In 1932, Maguire persuaded the Utah Department of Agriculture and the Utah Agriculture Experiment Station stating that "Since the knowledge of the composition, and particularly the distribution, of our flora is inadequately known, and since such data are essential to proper administrative policies concerning state lands and to technical research which is fundamental to all agronomic activities, the immediate program of the herbarium shall consist of a preliminary plant survey of Utah".

When he filed the herbarium’s first annual report in June 1932, Maguire had assembled 10,432 specimens of which 5,682 had been mounted and filed prior to receiving official approval for the project. During the herbarium's first year as UAES Project 135, an additional 3,479 specimens were collected of which 2,147 had been mounted and incorporated into the collection. In 1943, Maguire went to the New York Botanical Garden to work on Utah plants.
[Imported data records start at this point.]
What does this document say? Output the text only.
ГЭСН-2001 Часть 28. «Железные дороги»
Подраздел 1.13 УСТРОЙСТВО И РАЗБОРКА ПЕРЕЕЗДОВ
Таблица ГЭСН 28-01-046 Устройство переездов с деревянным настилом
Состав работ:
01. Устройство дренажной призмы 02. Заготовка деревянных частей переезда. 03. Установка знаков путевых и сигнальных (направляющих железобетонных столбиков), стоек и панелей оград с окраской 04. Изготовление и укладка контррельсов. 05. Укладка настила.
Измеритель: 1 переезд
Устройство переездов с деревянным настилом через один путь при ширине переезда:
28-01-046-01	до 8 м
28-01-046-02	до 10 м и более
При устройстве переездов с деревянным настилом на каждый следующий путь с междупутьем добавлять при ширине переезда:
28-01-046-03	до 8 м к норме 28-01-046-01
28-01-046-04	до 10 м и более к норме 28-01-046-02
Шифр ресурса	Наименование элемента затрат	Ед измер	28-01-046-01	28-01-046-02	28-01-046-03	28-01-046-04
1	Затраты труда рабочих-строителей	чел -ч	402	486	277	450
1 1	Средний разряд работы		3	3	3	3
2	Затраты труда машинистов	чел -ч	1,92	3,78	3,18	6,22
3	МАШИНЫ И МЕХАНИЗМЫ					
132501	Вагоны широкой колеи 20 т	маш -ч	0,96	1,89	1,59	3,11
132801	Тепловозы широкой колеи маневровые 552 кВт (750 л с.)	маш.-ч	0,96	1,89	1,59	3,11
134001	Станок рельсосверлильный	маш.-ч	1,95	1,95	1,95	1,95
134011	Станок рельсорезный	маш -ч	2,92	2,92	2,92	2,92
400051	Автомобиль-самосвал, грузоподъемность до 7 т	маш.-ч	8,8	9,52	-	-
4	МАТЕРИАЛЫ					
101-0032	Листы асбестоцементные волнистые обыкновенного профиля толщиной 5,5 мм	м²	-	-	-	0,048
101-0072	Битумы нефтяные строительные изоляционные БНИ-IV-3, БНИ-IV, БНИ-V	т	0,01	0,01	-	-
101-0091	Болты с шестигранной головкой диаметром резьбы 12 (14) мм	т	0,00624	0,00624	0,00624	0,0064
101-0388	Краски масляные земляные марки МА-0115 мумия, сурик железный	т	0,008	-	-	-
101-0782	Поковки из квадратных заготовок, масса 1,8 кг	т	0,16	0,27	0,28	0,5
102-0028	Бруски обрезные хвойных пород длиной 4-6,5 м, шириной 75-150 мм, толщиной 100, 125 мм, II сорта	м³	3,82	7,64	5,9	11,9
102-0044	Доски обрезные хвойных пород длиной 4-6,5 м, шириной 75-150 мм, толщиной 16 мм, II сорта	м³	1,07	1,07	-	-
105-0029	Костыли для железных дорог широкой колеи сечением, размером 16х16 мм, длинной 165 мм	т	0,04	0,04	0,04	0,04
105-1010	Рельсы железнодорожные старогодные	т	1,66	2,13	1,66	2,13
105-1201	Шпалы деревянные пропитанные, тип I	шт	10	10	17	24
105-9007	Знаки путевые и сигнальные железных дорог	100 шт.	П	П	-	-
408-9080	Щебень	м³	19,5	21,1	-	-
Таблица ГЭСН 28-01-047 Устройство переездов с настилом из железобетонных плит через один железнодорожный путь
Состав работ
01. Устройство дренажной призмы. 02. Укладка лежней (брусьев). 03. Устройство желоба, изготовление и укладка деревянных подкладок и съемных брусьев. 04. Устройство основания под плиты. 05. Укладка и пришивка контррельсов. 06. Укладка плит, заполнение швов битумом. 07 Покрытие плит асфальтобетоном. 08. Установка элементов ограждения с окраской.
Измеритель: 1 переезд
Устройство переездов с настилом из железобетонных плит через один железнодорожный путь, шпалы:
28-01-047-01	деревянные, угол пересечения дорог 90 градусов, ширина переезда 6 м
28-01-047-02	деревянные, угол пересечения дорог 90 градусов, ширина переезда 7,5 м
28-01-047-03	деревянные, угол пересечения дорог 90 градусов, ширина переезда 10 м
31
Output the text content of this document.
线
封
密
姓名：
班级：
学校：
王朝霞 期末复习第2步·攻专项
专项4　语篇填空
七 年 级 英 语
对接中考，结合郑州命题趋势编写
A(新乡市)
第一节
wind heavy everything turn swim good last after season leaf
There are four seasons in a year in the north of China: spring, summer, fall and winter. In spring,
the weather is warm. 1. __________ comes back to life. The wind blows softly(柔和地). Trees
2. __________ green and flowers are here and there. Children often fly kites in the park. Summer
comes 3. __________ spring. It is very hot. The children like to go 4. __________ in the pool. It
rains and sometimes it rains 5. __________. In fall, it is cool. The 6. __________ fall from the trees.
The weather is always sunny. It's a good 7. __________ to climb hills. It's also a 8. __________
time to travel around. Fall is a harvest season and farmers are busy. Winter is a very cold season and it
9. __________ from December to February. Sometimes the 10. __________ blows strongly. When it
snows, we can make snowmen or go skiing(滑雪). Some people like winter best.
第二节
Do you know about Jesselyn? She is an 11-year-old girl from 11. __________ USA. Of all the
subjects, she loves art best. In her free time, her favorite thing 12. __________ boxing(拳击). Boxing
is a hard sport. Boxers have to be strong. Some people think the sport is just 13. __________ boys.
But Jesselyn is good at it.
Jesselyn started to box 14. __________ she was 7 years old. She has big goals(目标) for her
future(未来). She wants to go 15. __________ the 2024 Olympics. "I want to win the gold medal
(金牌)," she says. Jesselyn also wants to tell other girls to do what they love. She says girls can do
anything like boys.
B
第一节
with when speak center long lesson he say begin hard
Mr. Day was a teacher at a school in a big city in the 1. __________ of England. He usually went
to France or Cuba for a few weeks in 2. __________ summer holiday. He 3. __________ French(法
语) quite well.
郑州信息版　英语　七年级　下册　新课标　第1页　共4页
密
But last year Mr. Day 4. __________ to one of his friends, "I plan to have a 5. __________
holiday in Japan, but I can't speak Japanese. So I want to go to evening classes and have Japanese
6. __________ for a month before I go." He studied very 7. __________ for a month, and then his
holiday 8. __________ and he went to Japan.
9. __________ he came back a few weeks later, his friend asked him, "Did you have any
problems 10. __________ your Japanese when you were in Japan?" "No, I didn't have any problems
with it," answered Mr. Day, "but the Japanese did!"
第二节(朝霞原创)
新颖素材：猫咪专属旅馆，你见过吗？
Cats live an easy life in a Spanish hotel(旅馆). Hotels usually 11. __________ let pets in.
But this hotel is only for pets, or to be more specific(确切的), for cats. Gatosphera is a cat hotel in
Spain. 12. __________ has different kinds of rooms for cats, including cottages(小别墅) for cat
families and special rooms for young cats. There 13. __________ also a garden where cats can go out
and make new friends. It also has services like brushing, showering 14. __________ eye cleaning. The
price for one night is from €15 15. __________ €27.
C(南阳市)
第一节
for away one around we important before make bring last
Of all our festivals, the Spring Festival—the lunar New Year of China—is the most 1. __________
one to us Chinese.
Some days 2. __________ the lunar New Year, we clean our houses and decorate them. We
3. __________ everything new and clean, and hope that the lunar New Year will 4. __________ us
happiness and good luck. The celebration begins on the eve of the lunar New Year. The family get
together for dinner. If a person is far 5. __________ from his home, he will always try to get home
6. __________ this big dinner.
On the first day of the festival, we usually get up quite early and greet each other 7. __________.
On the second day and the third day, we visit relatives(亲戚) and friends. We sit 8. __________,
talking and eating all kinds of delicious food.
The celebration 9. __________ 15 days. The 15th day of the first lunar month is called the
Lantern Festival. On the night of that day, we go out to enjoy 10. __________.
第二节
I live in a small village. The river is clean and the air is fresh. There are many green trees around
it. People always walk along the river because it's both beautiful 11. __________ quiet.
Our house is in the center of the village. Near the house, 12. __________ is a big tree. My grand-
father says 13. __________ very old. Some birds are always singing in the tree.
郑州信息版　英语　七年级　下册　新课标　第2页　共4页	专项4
He eventually ended up staying there, becoming its director and developing a research program focused on Central andSouth America.

In 1948, Maguire was succeeded at the Intermountain Herbarium by one of his students, Arthur H. Holmgren, who remained in charge of the herbarium until his retirement in 1979. Holmgren carried on Maguire’s floristic emphasis, adding to the collection and preparing various publications on Utah’s plants.

In 1963, a staff position was add to the herbarium. This was first held by Bernice Anderson who worked with Holmgren on several popular publications on Utah’s plants. She was succeeded by Leila Shultz who conducted floristic research in the region and, after completing her doctorate, joined the College of Natural Resources as a research faculty member. The position is now held by Michael Piep.

Holmgren was initially succeeded by Barkworth but she was replaced by Richard J Shaw for a few years. During his tenure, Shaw completed work on his Vascular Plants of Northern Utah, a work that was used for almost 30 years in plant taxonomy classes at U.S.U. in addition to revising his checklists for Yellowstone and Grand Teton National Parks. After Shaw’s retirement, Barkworth was reinstated as the Director of the Herbarium. Since her reappointment, one of her primary goals has been making the herbarium's resources and botanical knowledge more accessible. She is ably assisted in this respect by Michael Piep, the Assistant Curator since 2004, who draws on the knowledge and experience he gained as a botanical consultant, teacher, and mycologist in presenting talks and workshops as well as in identifying plants. Last year he added to these accomplishments by arranging a highly discounted price for some display cases – and then raising the money needed to purchase and refurbish them. With these cases, the herbarium will, we hope, succeed in attracting a more people to the fascinating world of plants and fungi.

The herbarium is particularly rich in grasses and literature about grasses. This started with Holmgren’s interest in the group but its recent development reflects Barkworth’s research interests and her role as both scientific and managing editor of the two grass volumes in the Flora of North America series. The herbarium served as both the editorial and production center for these two volumes. The materials provided were then used to develop two other publications, Manual of the Grasses of North America and Intermountain Grasses. Royalties from these publications have been critical to the herbarium’s subsequent development.